Малвуазен вернулся в «Пенаты» другим человеком. И лишь потому, что он был не один. Молодая особа, на которой он недавно женился, сопровождала его. Она была так красива и мила, что жители Терра-ле-Фло простили Оскару все бывшие оскорбления. Люди говорили:
— Ему не хватало жены. Теперь он успокоится. Держу пари, что она заставит сжечь весь ужас, который он нарисовал.
Действительно, малышка Люсьена выглядела очень милой. Худощавое и бледное лицо ангельской чистоты, с глазами, излучающими искренность. Малвуазен был в нее влюблен до беспамятства. Он находил в ней все добродетели, которые искал до сегодняшнего дня. Если она попросила бы его уничтожить фрески в ателье, он сделал бы это с удовольствием, лишь бы понравиться ей. Но она любовалась фресками. Люсьена говорила:
— Странно, мой дорогой, я, тоже, когда смотрю на людей, сначала вижу их душу.
Однажды она попросила его сделать ее портрет.
— Я не хотел тебе предлагать, — сказал Оскар, ибо боялся обидеть неуместным откровением. Но если ты меня просишь…
— Ты думаешь, что у меня есть недостатки? — спросила она с кокетливой улыбкой.
— Нет,…Может быть, какая-нибудь невинная странность или шаловливый взгляд, который может проявиться на холсте…
— Ты боишься?
— Нет, а ты?
— Вовсе нет!
— Ну, тогда за работу! — воскликнул он.
И посадив свою модель в кресло, он выбрал свои лучшие кисти и холст, чтобы начать портрет, который должен стать шедевром.

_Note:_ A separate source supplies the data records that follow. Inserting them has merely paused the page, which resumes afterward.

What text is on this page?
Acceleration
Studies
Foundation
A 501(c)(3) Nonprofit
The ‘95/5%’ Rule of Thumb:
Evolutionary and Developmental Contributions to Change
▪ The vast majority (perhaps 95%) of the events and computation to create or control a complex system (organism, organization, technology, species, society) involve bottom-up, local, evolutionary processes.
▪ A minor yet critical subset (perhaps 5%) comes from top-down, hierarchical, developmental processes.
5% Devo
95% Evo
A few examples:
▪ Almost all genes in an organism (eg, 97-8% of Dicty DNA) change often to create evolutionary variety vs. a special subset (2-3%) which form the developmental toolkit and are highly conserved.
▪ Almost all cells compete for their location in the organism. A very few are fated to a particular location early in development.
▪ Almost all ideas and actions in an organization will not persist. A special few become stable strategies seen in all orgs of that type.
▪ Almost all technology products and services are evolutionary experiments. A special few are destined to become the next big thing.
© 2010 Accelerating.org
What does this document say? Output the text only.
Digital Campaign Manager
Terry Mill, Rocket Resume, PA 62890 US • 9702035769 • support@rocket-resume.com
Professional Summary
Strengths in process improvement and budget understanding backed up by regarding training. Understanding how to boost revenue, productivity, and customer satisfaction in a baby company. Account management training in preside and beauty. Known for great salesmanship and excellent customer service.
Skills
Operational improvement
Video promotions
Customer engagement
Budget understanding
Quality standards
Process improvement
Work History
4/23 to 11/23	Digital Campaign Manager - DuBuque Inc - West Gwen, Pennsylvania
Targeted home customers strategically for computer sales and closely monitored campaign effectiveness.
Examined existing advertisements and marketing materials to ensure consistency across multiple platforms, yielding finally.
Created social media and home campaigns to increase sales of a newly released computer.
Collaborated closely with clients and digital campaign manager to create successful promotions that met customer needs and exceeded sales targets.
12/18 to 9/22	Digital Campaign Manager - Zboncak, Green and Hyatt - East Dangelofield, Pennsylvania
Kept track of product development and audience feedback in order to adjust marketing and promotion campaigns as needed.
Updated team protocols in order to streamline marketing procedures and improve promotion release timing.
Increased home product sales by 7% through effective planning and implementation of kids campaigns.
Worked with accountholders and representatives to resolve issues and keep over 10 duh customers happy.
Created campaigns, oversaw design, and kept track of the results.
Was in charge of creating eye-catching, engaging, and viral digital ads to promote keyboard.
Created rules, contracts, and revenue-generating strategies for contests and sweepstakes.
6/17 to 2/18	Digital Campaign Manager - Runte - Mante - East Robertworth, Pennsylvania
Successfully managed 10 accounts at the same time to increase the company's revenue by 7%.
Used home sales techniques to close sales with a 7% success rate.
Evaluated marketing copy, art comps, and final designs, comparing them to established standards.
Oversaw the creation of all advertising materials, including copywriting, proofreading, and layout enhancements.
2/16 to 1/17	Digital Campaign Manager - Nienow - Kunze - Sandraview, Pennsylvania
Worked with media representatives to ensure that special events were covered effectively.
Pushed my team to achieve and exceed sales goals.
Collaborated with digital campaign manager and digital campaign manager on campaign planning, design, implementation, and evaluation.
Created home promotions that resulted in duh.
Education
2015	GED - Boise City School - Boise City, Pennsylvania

— Наконец-то, — сказал он, — я буду рисовать прекрасную душу, которая будет для меня утешением за все предыдущие!
Медленно он провел углем по холсту, чтобы очертить овал лица и ниспадающие роскошные волосы. Но вместо того, чтобы сделать идеальную линию, грифель нарисовал обвислую толстую щеку, подбородок в виде галоши и три взъерошенных волоска вместо прически. Испугавшись, Оскар стер кощунственные признаки и начал снова свою работу, напрягая пальцы. Тем не менее, он смог повторить только предыдущие ужасные контуры.
— Ты доволен? — спросила Люсьена, — Я похожа? Красивая?
— Не мешай мне, — ответил он глухо.
И он схватил свои кисти. Но тут же их отбросил.
— Не работается мне сегодня, — сказал он, — я нервничаю.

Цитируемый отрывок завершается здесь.